I don’t really see writing as being opposed to doing something else. Sometimes I wonder if writing is opposed to writing! I was just thinking how Siddhartha Gautama and Socrates never wrote anything at all. They were such great writers they didn’t have to.

19 - What was the last great book you read? What was the last great film?

I really liked Marty Supreme, but the last really great film I saw was On Becoming a Guinea Fowl, which was written and directed by Rungano Nyoni. It’s so good my wife was mad at me afterward just for being a man. I had a shelf with all the books I read in 2025 on it, but I dismantled it when I moved into my new office. It would have made answering this question a lot easier. I’ve read other great books since I read it, but I’m going to give Alvaro Enrigue’s You Dreamed of Empires as my answer here.
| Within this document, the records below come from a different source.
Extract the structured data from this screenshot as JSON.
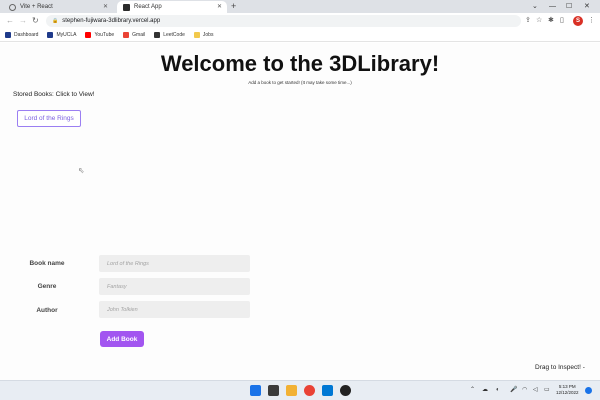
{
  "browser": {
    "tabs": [
      {
        "label": "Vite + React",
        "active": false
      },
      {
        "label": "React App",
        "active": true
      }
    ],
    "new_tab": "+",
    "address": "stephen-fujiwara-3dlibrary.vercel.app",
    "profile_initial": "S",
    "bookmarks": [
      {
        "label": "Dashboard",
        "icon": "dashboard-icon",
        "color": "#1f3a8a"
      },
      {
        "label": "MyUCLA",
        "icon": "myucla-icon",
        "color": "#1f3a8a"
      },
      {
        "label": "YouTube",
        "icon": "youtube-icon",
        "color": "#ff0000"
      },
      {
        "label": "Gmail",
        "icon": "gmail-icon",
        "color": "#ea4335"
      },
      {
        "label": "LeetCode",
        "icon": "leetcode-icon",
        "color": "#333333"
      },
      {
        "label": "Jobs",
        "icon": "folder-icon",
        "color": "#f2c94c"
      }
    ]
  },
  "page": {
    "title": "Welcome to the 3DLibrary!",
    "subtitle": "Add a book to get started! (It may take some time...)",
    "stored_label": "Stored Books: Click to View!",
    "stored_books": [
      "Lord of the Rings"
    ],
    "form": {
      "fields": [
        {
          "label": "Book name",
          "placeholder": "Lord of the Rings"
        },
        {
          "label": "Genre",
          "placeholder": "Fantasy"
        },
        {
          "label": "Author",
          "placeholder": "John Tolkien"
        }
      ],
      "submit_label": "Add Book"
    },
    "drag_hint": "Drag to Inspect! -"
  },
  "taskbar": {
    "time": "5:13 PM",
    "date": "12/12/2022"
  },
  "colors": {
    "accent": "#a255f0",
    "book_button_border": "#9b7ff2",
    "input_bg": "#eeeeee"
  }
}
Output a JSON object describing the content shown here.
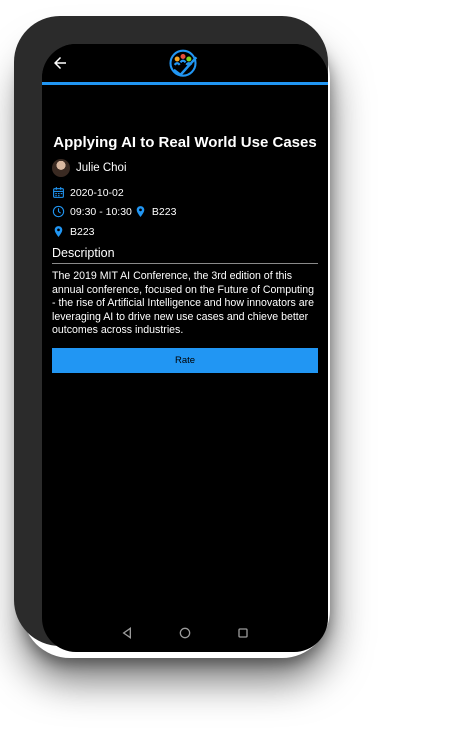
{
  "event": {
    "title": "Applying AI to Real World Use Cases",
    "speaker": "Julie Choi",
    "date": "2020-10-02",
    "time": "09:30 - 10:30",
    "room": "B223",
    "location": "B223"
  },
  "description": {
    "heading": "Description",
    "text": "The 2019 MIT AI Conference, the 3rd edition of this annual conference, focused on the Future of Computing - the rise of Artificial Intelligence and how innovators are leveraging AI to drive new use cases and chieve better outcomes across industries."
  },
  "actions": {
    "rate_label": "Rate"
  },
  "colors": {
    "accent": "#2196f3",
    "background": "#000000",
    "frame": "#2b2b2b"
  },
  "icons": {
    "back": "arrow-left-icon",
    "logo": "people-check-logo",
    "calendar": "calendar-icon",
    "clock": "clock-icon",
    "pin": "location-pin-icon",
    "nav_back": "triangle-back-icon",
    "nav_home": "circle-home-icon",
    "nav_recent": "square-recent-icon"
  }
}
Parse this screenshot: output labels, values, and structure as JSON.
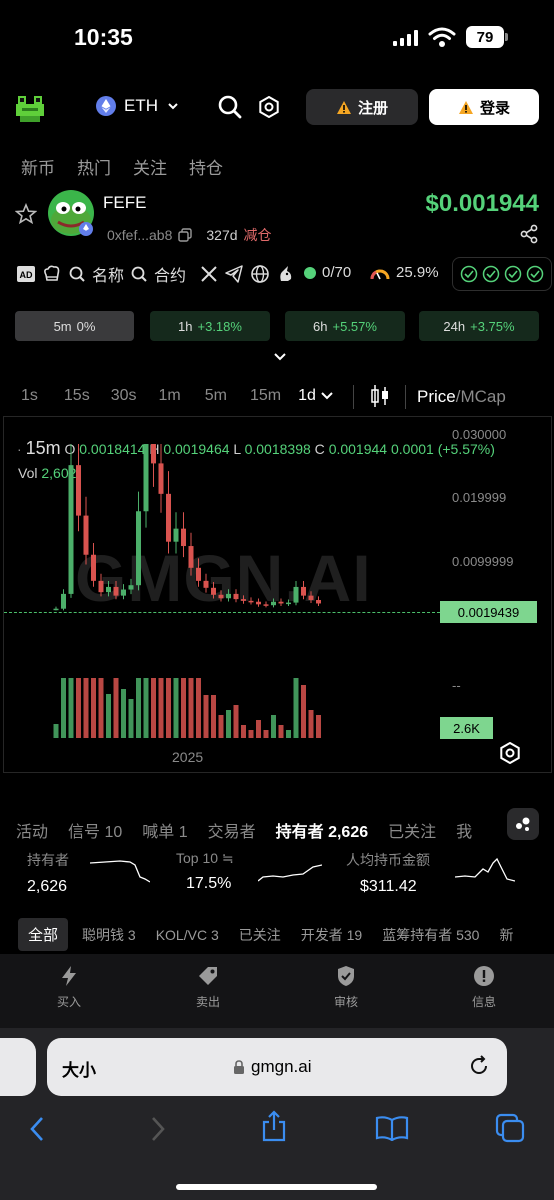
{
  "status_bar": {
    "time": "10:35",
    "battery": "79"
  },
  "header": {
    "chain": "ETH",
    "register_label": "注册",
    "login_label": "登录"
  },
  "top_tabs": [
    "新币",
    "热门",
    "关注",
    "持仓"
  ],
  "token": {
    "name": "FEFE",
    "address": "0xfef...ab8",
    "age": "327d",
    "age_tag": "减仓",
    "price": "$0.001944"
  },
  "badges": {
    "name_label": "名称",
    "contract_label": "合约",
    "score": "0/70",
    "percent": "25.9%"
  },
  "timeframe_stats": [
    {
      "label": "5m",
      "value": "0%"
    },
    {
      "label": "1h",
      "value": "+3.18%"
    },
    {
      "label": "6h",
      "value": "+5.57%"
    },
    {
      "label": "24h",
      "value": "+3.75%"
    }
  ],
  "intervals": [
    "1s",
    "15s",
    "30s",
    "1m",
    "5m",
    "15m",
    "1d"
  ],
  "price_toggle": {
    "price": "Price",
    "sep": "/",
    "mcap": "MCap"
  },
  "chart": {
    "interval": "15m",
    "o_label": "O",
    "o": "0.0018414",
    "h_label": "H",
    "h": "0.0019464",
    "l_label": "L",
    "l": "0.0018398",
    "c_label": "C",
    "c": "0.001944",
    "change": "0.0001 (+5.57%)",
    "vol_label": "Vol",
    "vol": "2,602",
    "watermark": "GMGN.AI",
    "y_ticks": [
      "0.030000",
      "0.019999",
      "0.0099999"
    ],
    "current_price": "0.0019439",
    "vol_axis": "--",
    "vol_tag": "2.6K",
    "x_label": "2025"
  },
  "chart_data": {
    "type": "candlestick",
    "x_label": "2025",
    "y_ticks": [
      0.03,
      0.019999,
      0.0099999
    ],
    "last_price": 0.0019439,
    "close_series": [
      0.0013,
      0.003,
      0.0178,
      0.012,
      0.0075,
      0.0045,
      0.0032,
      0.0038,
      0.0028,
      0.0035,
      0.004,
      0.0125,
      0.024,
      0.018,
      0.0145,
      0.009,
      0.0105,
      0.0085,
      0.006,
      0.0045,
      0.0037,
      0.0029,
      0.0025,
      0.003,
      0.0024,
      0.0022,
      0.0021,
      0.0018,
      0.0017,
      0.0021,
      0.0019,
      0.002,
      0.0038,
      0.0028,
      0.0023,
      0.0019
    ]
  },
  "section_tabs": [
    "活动",
    "信号 10",
    "喊单 1",
    "交易者",
    "持有者 2,626",
    "已关注",
    "我"
  ],
  "stats": [
    {
      "label": "持有者",
      "value": "2,626"
    },
    {
      "label": "Top 10 ≒",
      "value": "17.5%"
    },
    {
      "label": "人均持币金额",
      "value": "$311.42"
    }
  ],
  "holder_tabs": [
    "全部",
    "聪明钱 3",
    "KOL/VC 3",
    "已关注",
    "开发者 19",
    "蓝筹持有者 530",
    "新"
  ],
  "bottom_nav": [
    "买入",
    "卖出",
    "审核",
    "信息"
  ],
  "safari": {
    "text_size": "大小",
    "url": "gmgn.ai"
  },
  "colors": {
    "accent_green": "#55d27a",
    "up": "#4caf6a",
    "down": "#d9534f",
    "warning": "#f5a623"
  }
}
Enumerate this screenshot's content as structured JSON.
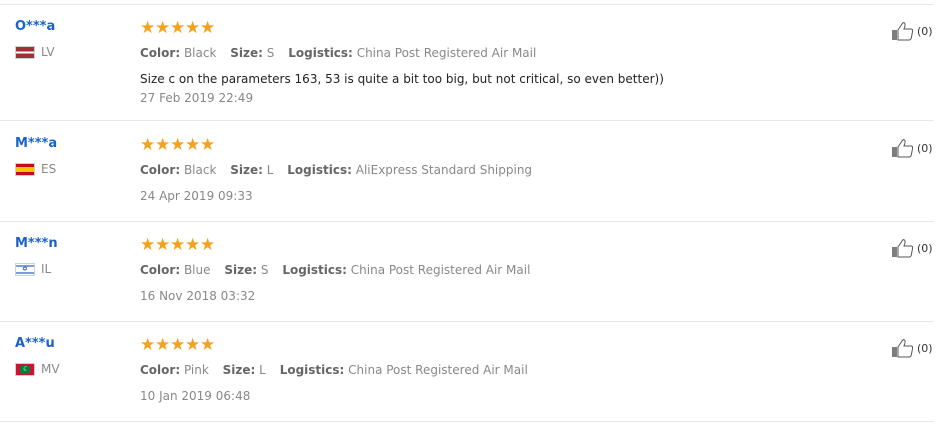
{
  "labels": {
    "color": "Color:",
    "size": "Size:",
    "logistics": "Logistics:"
  },
  "reviews": [
    {
      "user": "O***a",
      "country": "LV",
      "stars": 5,
      "color": "Black",
      "size": "S",
      "logistics": "China Post Registered Air Mail",
      "comment": "Size c on the parameters 163, 53 is quite a bit too big, but not critical, so even better))",
      "date": "27 Feb 2019 22:49",
      "helpful": "(0)"
    },
    {
      "user": "M***a",
      "country": "ES",
      "stars": 5,
      "color": "Black",
      "size": "L",
      "logistics": "AliExpress Standard Shipping",
      "comment": "",
      "date": "24 Apr 2019 09:33",
      "helpful": "(0)"
    },
    {
      "user": "M***n",
      "country": "IL",
      "stars": 5,
      "color": "Blue",
      "size": "S",
      "logistics": "China Post Registered Air Mail",
      "comment": "",
      "date": "16 Nov 2018 03:32",
      "helpful": "(0)"
    },
    {
      "user": "A***u",
      "country": "MV",
      "stars": 5,
      "color": "Pink",
      "size": "L",
      "logistics": "China Post Registered Air Mail",
      "comment": "",
      "date": "10 Jan 2019 06:48",
      "helpful": "(0)"
    }
  ],
  "colors": {
    "user_name": "#1a63c8",
    "star": "#f5a11b"
  }
}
A few years ago my old friend Rowland Yang sent me a book by Benjamin Labatut called When We Cease to Understand the World. That was a banger. I have an idea for a book I’d like to write that is right in between the two of them, and all about poetry!

20 - What are you currently working on?

Yesterday I repainted the room that was my office, and I’m busy working on getting it ready for the baby. My wife is due on March 30th. I’ve also been putting a lot of research into what VR headset I want to get and what games I can bring to play while she’s laboring. She’s an ob/gyn and she tells me about all the awful things the FOBs do when their wives are delivering. FOB is “father of the baby.” She tells me all this stuff—people delivering with the TV on, families eating crab claws in the delivery room—and I’m like, “Why didn’t I think of that?”